The visuals, though minimalist, did go through a lot of iteration – colors, line widths, outlines, squishing animations, particles, and more. I kept tweaking them throughout most of development.

I did experiment with more detailed visuals, but my attempts were a bit too visually distracting, and I’m not the best at graphic design. I also like how the abstract nature of the visuals reflects the abstract nature of the mechanics.

PSU: How did you know when a level was done? Was it tough to balance their difficulty?

I did a lot of playtesting of the game! Many puzzles went through many iterations – simplifying them, making them clearer, fixing exploits, etc. I also often added new puzzles to help reinforce a concept that a playtester was struggling with.

Managing the progression of 364 puzzles was a big challenge. I iterated on the puzzle order many times with many playtesters!

PSU: What is it that you think makes Sokoban special and what about it helped inspired Patrick’s Parabox?

I really enjoy Sokoban-like games where you push objects around on a grid, such as Stephen’s Sausage Roll, A Monster’s Expedition, Baba Is You, and many others. This is a good question. I think there’s something about the grid-based movement, and the physicality of walls and pushable objects, that makes these games very compelling to reason about and experiment in.

It’s physically relatable to push a box around, so it feels magical to be able to shrink down and enter inside it. As well as box-pushing being a fertile ground for making lots of puzzles, even in the original Sokoban game with no added mechanics.

PSU: Do you have any other puzzles or puzzle mechanics that were left on the cutting room floor?

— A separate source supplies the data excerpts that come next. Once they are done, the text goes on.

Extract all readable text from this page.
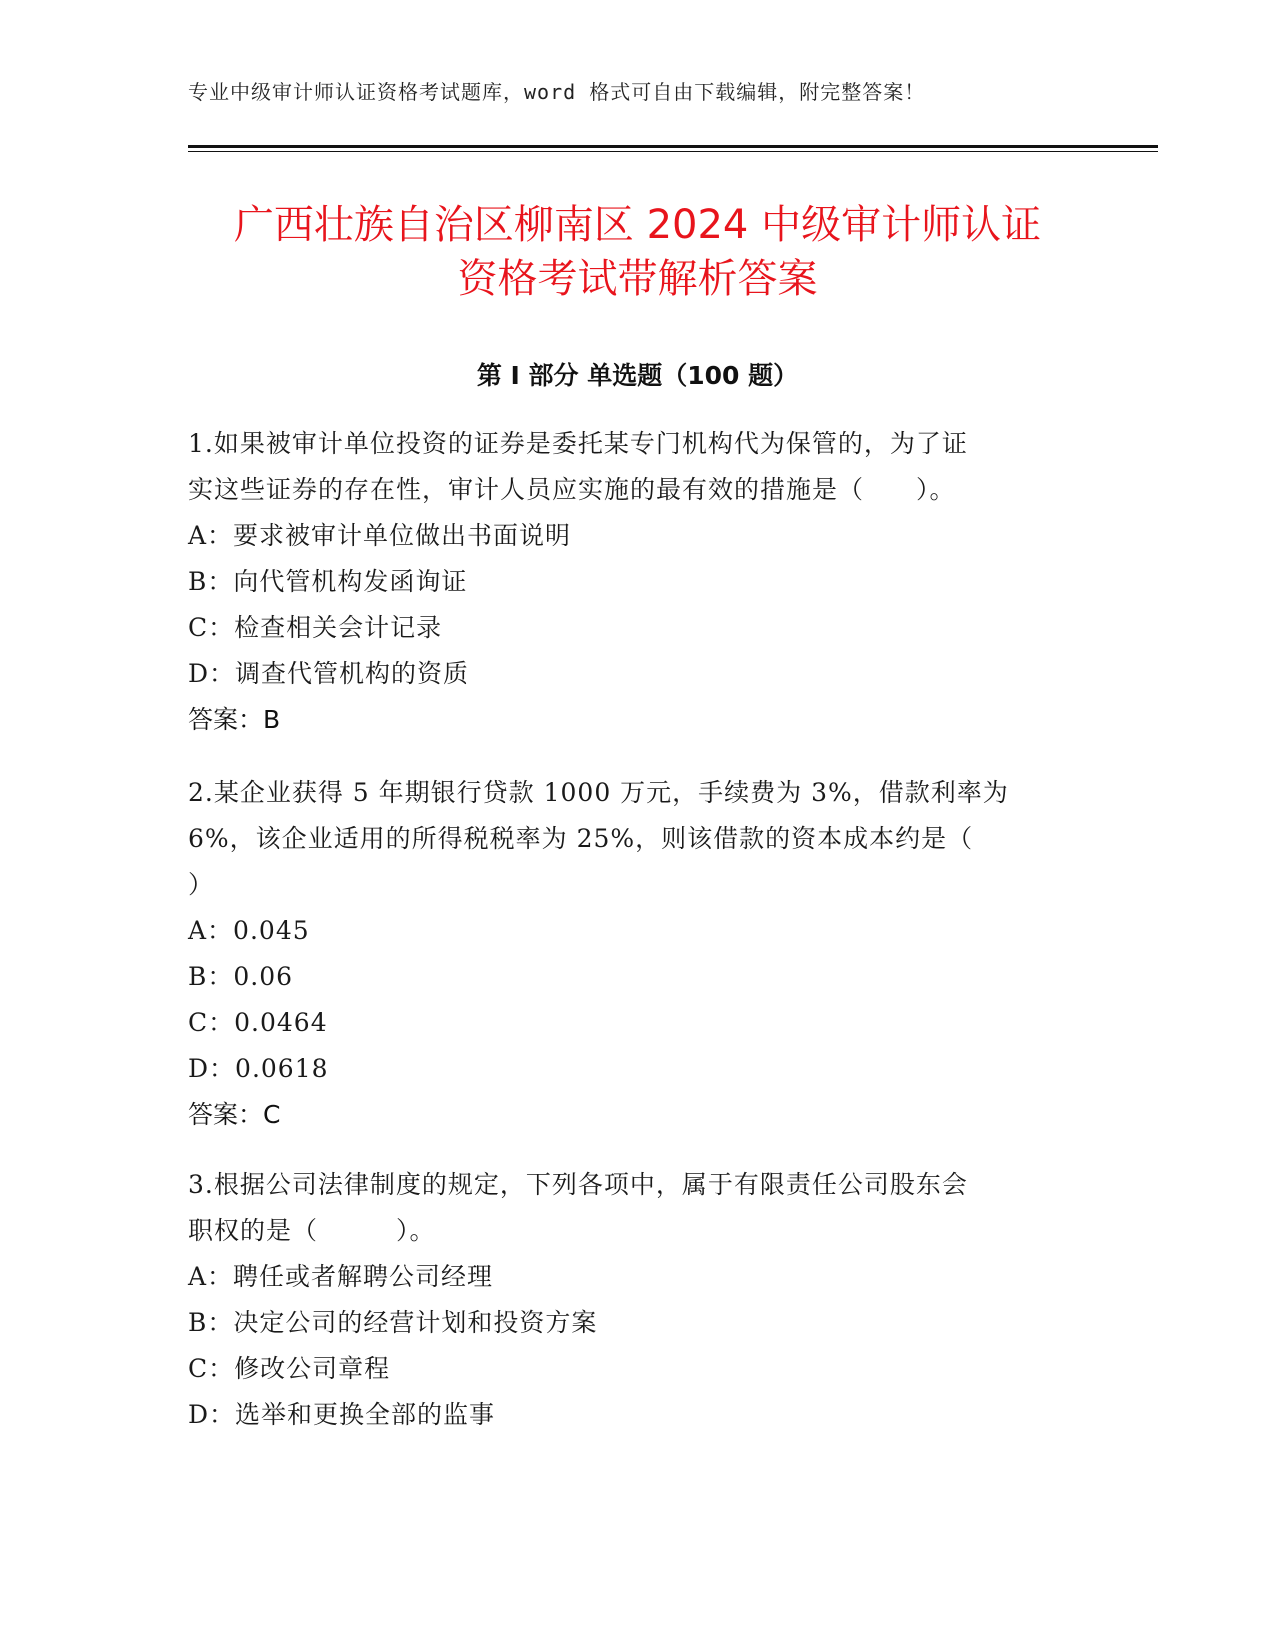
专业中级审计师认证资格考试题库，word 格式可自由下载编辑，附完整答案！
广西壮族自治区柳南区 2024 中级审计师认证
资格考试带解析答案
第 I 部分 单选题（100 题）

1.如果被审计单位投资的证券是委托某专门机构代为保管的，为了证

实这些证券的存在性，审计人员应实施的最有效的措施是（　　）。

A：要求被审计单位做出书面说明

B：向代管机构发函询证

C：检查相关会计记录

D：调查代管机构的资质

答案：B

2.某企业获得 5 年期银行贷款 1000 万元，手续费为 3%，借款利率为

6%，该企业适用的所得税税率为 25%，则该借款的资本成本约是（

）

A：0.045

B：0.06

C：0.0464

D：0.0618

答案：C

3.根据公司法律制度的规定，下列各项中，属于有限责任公司股东会

职权的是（　　　）。

A：聘任或者解聘公司经理

B：决定公司的经营计划和投资方案

C：修改公司章程

D：选举和更换全部的监事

Is there a possibility we’ll ever see those in later, DLC releases?

No DLC is planned for the game. There are a lot of puzzles left on the cutting room floor – but they’re left there for a reason! Making lots and lots of drafts and choosing only the best ones for the game significantly helped its quality.

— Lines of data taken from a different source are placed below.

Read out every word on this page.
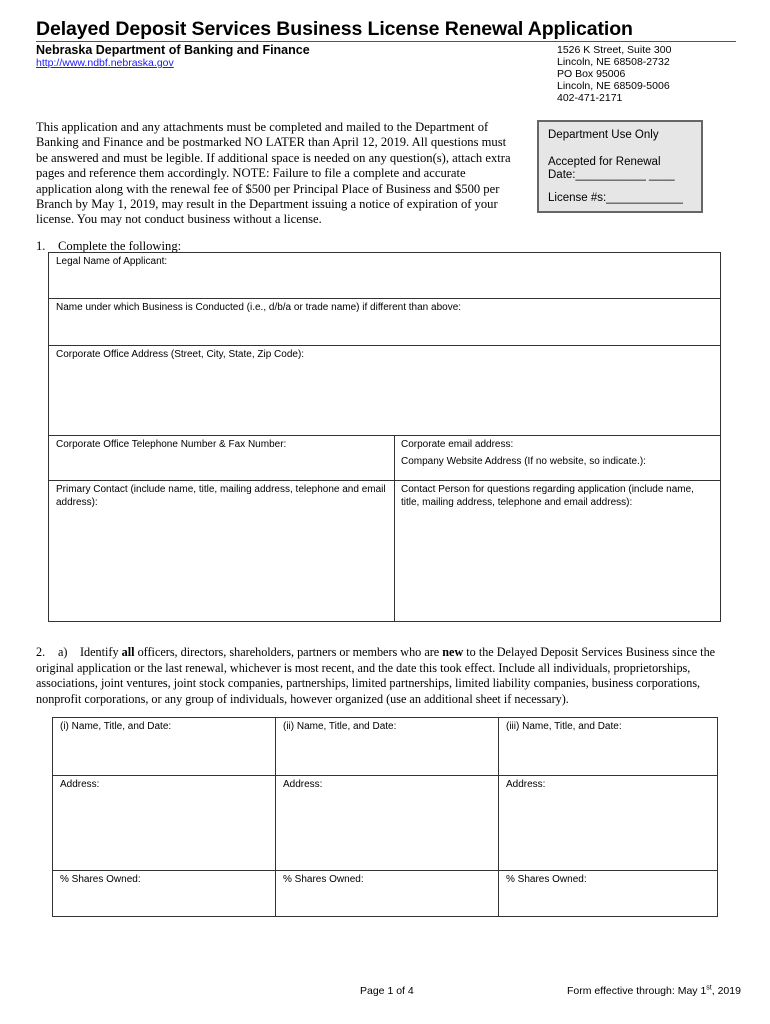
Delayed Deposit Services Business License Renewal Application
Nebraska Department of Banking and Finance
http://www.ndbf.nebraska.gov
1526 K Street, Suite 300
Lincoln, NE 68508-2732
PO Box 95006
Lincoln, NE 68509-5006
402-471-2171
This application and any attachments must be completed and mailed to the Department of Banking and Finance and be postmarked NO LATER than April 12, 2019. All questions must be answered and must be legible. If additional space is needed on any question(s), attach extra pages and reference them accordingly. NOTE: Failure to file a complete and accurate application along with the renewal fee of $500 per Principal Place of Business and $500 per Branch by May 1, 2019, may result in the Department issuing a notice of expiration of your license. You may not conduct business without a license.
Department Use Only
Accepted for Renewal
Date:___________ ____
License #s:____________
1. Complete the following:
Legal Name of Applicant:
Name under which Business is Conducted (i.e., d/b/a or trade name) if different than above:
Corporate Office Address (Street, City, State, Zip Code):
Corporate Office Telephone Number & Fax Number:	Corporate email address:
Company Website Address (If no website, so indicate.):
Primary Contact (include name, title, mailing address, telephone and email address):
Contact Person for questions regarding application (include name, title, mailing address, telephone and email address):
2. a) Identify all officers, directors, shareholders, partners or members who are new to the Delayed Deposit Services Business since the original application or the last renewal, whichever is most recent, and the date this took effect. Include all individuals, proprietorships, associations, joint ventures, joint stock companies, partnerships, limited partnerships, limited liability companies, business corporations, nonprofit corporations, or any group of individuals, however organized (use an additional sheet if necessary).
(i) Name, Title, and Date:	(ii) Name, Title, and Date:	(iii) Name, Title, and Date:
Address:	Address:	Address:
% Shares Owned:	% Shares Owned:	% Shares Owned:
Page 1 of 4	Form effective through: May 1st, 2019
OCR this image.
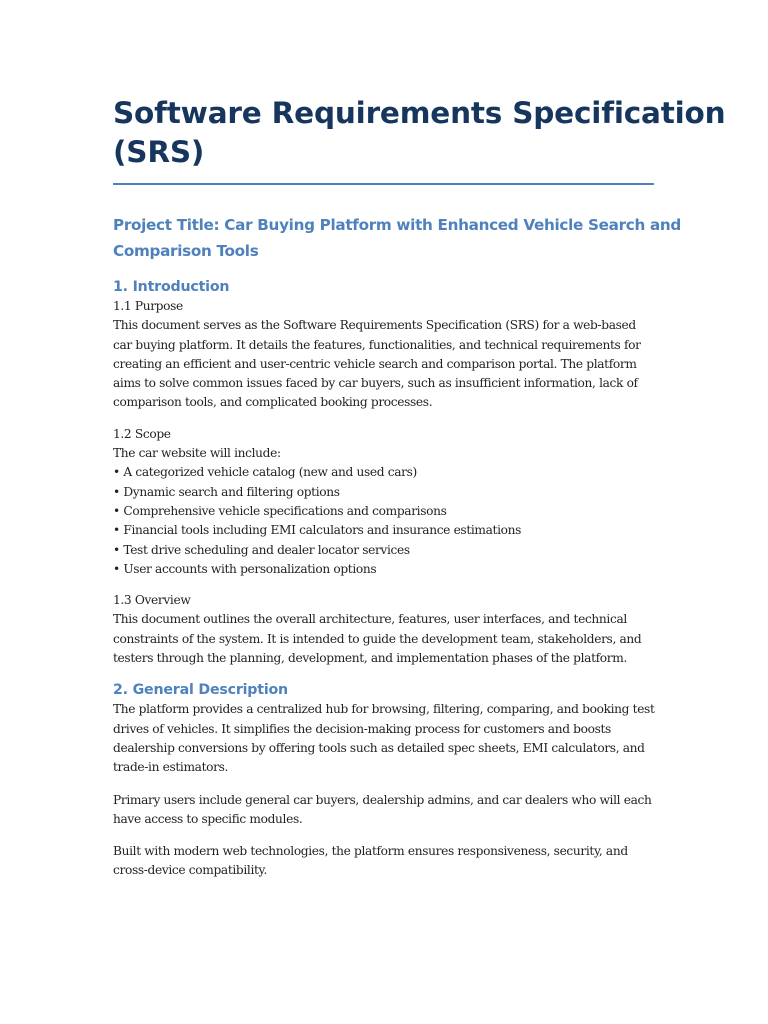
Software Requirements Specification
(SRS)
Project Title: Car Buying Platform with Enhanced Vehicle Search and
Comparison Tools
1. Introduction
1.1 Purpose
This document serves as the Software Requirements Specification (SRS) for a web-based
car buying platform. It details the features, functionalities, and technical requirements for
creating an efficient and user-centric vehicle search and comparison portal. The platform
aims to solve common issues faced by car buyers, such as insufficient information, lack of
comparison tools, and complicated booking processes.
1.2 Scope
The car website will include:
• A categorized vehicle catalog (new and used cars)
• Dynamic search and filtering options
• Comprehensive vehicle specifications and comparisons
• Financial tools including EMI calculators and insurance estimations
• Test drive scheduling and dealer locator services
• User accounts with personalization options
1.3 Overview
This document outlines the overall architecture, features, user interfaces, and technical
constraints of the system. It is intended to guide the development team, stakeholders, and
testers through the planning, development, and implementation phases of the platform.
2. General Description
The platform provides a centralized hub for browsing, filtering, comparing, and booking test
drives of vehicles. It simplifies the decision-making process for customers and boosts
dealership conversions by offering tools such as detailed spec sheets, EMI calculators, and
trade-in estimators.
Primary users include general car buyers, dealership admins, and car dealers who will each
have access to specific modules.
Built with modern web technologies, the platform ensures responsiveness, security, and
cross-device compatibility.
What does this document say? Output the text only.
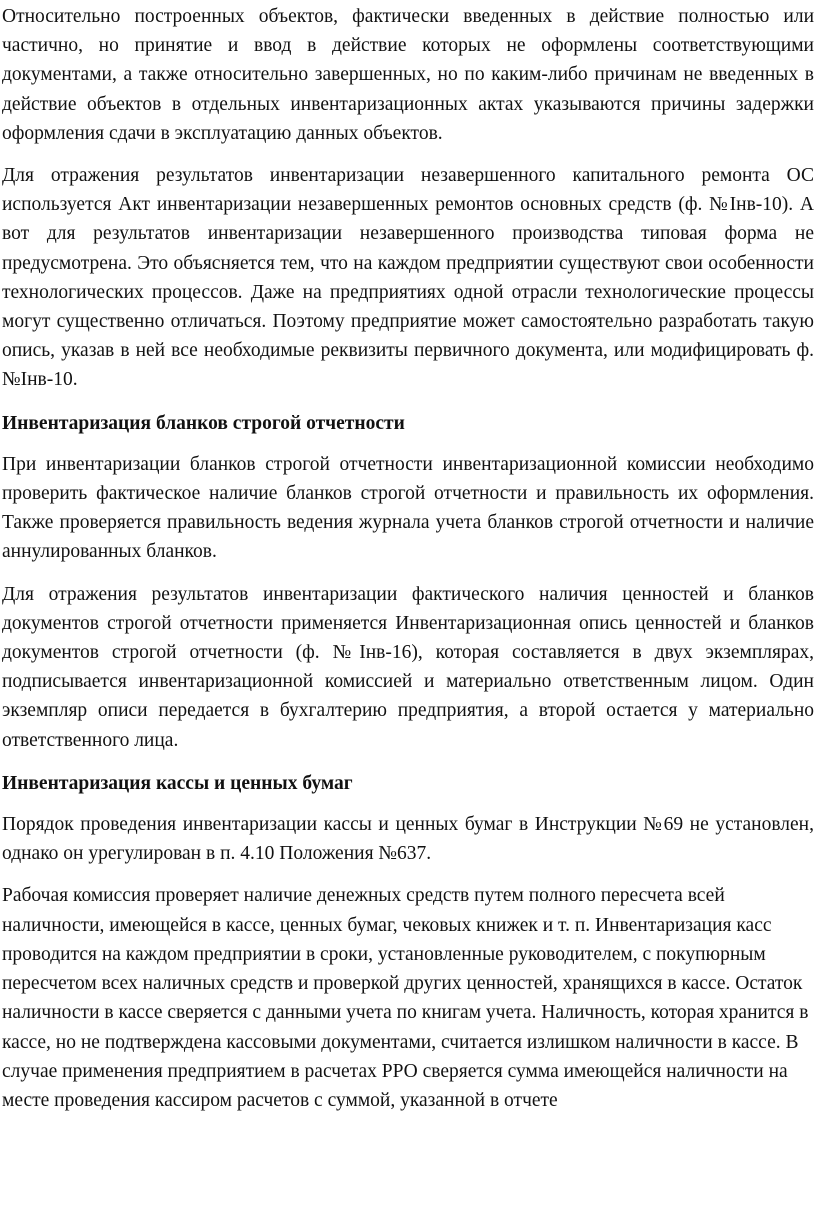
Относительно построенных объектов, фактически введенных в действие полностью или частично, но принятие и ввод в действие которых не оформлены соответствующими документами, а также относительно завершенных, но по каким-либо причинам не введенных в действие объектов в отдельных инвентаризационных актах указываются причины задержки оформления сдачи в эксплуатацию данных объектов.

Для отражения результатов инвентаризации незавершенного капитального ремонта ОС используется Акт инвентаризации незавершенных ремонтов основных средств (ф. №Інв-10). А вот для результатов инвентаризации незавершенного производства типовая форма не предусмотрена. Это объясняется тем, что на каждом предприятии существуют свои особенности технологических процессов. Даже на предприятиях одной отрасли технологические процессы могут существенно отличаться. Поэтому предприятие может самостоятельно разработать такую опись, указав в ней все необходимые реквизиты первичного документа, или модифицировать ф. №Інв-10.

Инвентаризация бланков строгой отчетности

При инвентаризации бланков строгой отчетности инвентаризационной комиссии необходимо проверить фактическое наличие бланков строгой отчетности и правильность их оформления. Также проверяется правильность ведения журнала учета бланков строгой отчетности и наличие аннулированных бланков.

Для отражения результатов инвентаризации фактического наличия ценностей и бланков документов строгой отчетности применяется Инвентаризационная опись ценностей и бланков документов строгой отчетности (ф. №Інв-16), которая составляется в двух экземплярах, подписывается инвентаризационной комиссией и материально ответственным лицом. Один экземпляр описи передается в бухгалтерию предприятия, а второй остается у материально ответственного лица.

Инвентаризация кассы и ценных бумаг

Порядок проведения инвентаризации кассы и ценных бумаг в Инструкции №69 не установлен, однако он урегулирован в п. 4.10 Положения №637.

Рабочая комиссия проверяет наличие денежных средств путем полного пересчета всей наличности, имеющейся в кассе, ценных бумаг, чековых книжек и т. п. Инвентаризация касс проводится на каждом предприятии в сроки, установленные руководителем, с покупюрным пересчетом всех наличных средств и проверкой других ценностей, хранящихся в кассе. Остаток наличности в кассе сверяется с данными учета по книгам учета. Наличность, которая хранится в кассе, но не подтверждена кассовыми документами, считается излишком наличности в кассе. В случае применения предприятием в расчетах РРО сверяется сумма имеющейся наличности на месте проведения кассиром расчетов с суммой, указанной в отчете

As for mechanics, there’s always potential to add more, but I chose to stick with only the most natural ones, and that ended up being quite a big game already!

PSU: What is it about a puzzle game that makes it able to endure for years, and do you think Patrick’s Parabox has that potential?

I’m not quite sure. Personally, a lot of my favorite puzzle games explore novel systems that don’t feel like they’ve been explored in other games.

I enjoy being surprised by interactions and discovering depth in these systems. (Of course, there are other types of puzzle games too!) I do hope that Patrick’s Parabox continues to be enjoyed by people for a while to come.

PSU: What’s next for you?

I’m continuing working on puzzle games! I’m not sure exactly which projects of mine will come to fruition first, or when. But I’m thrilled at the success of Patrick’s Parabox and I’m excited to continue along this puzzle path!

Thank you to Patrick Traynor for his time and his generous responses, and to Dana Trebella for their work in making this interview possible.

Patrick’s Parabox is now available on PS5 and PS4.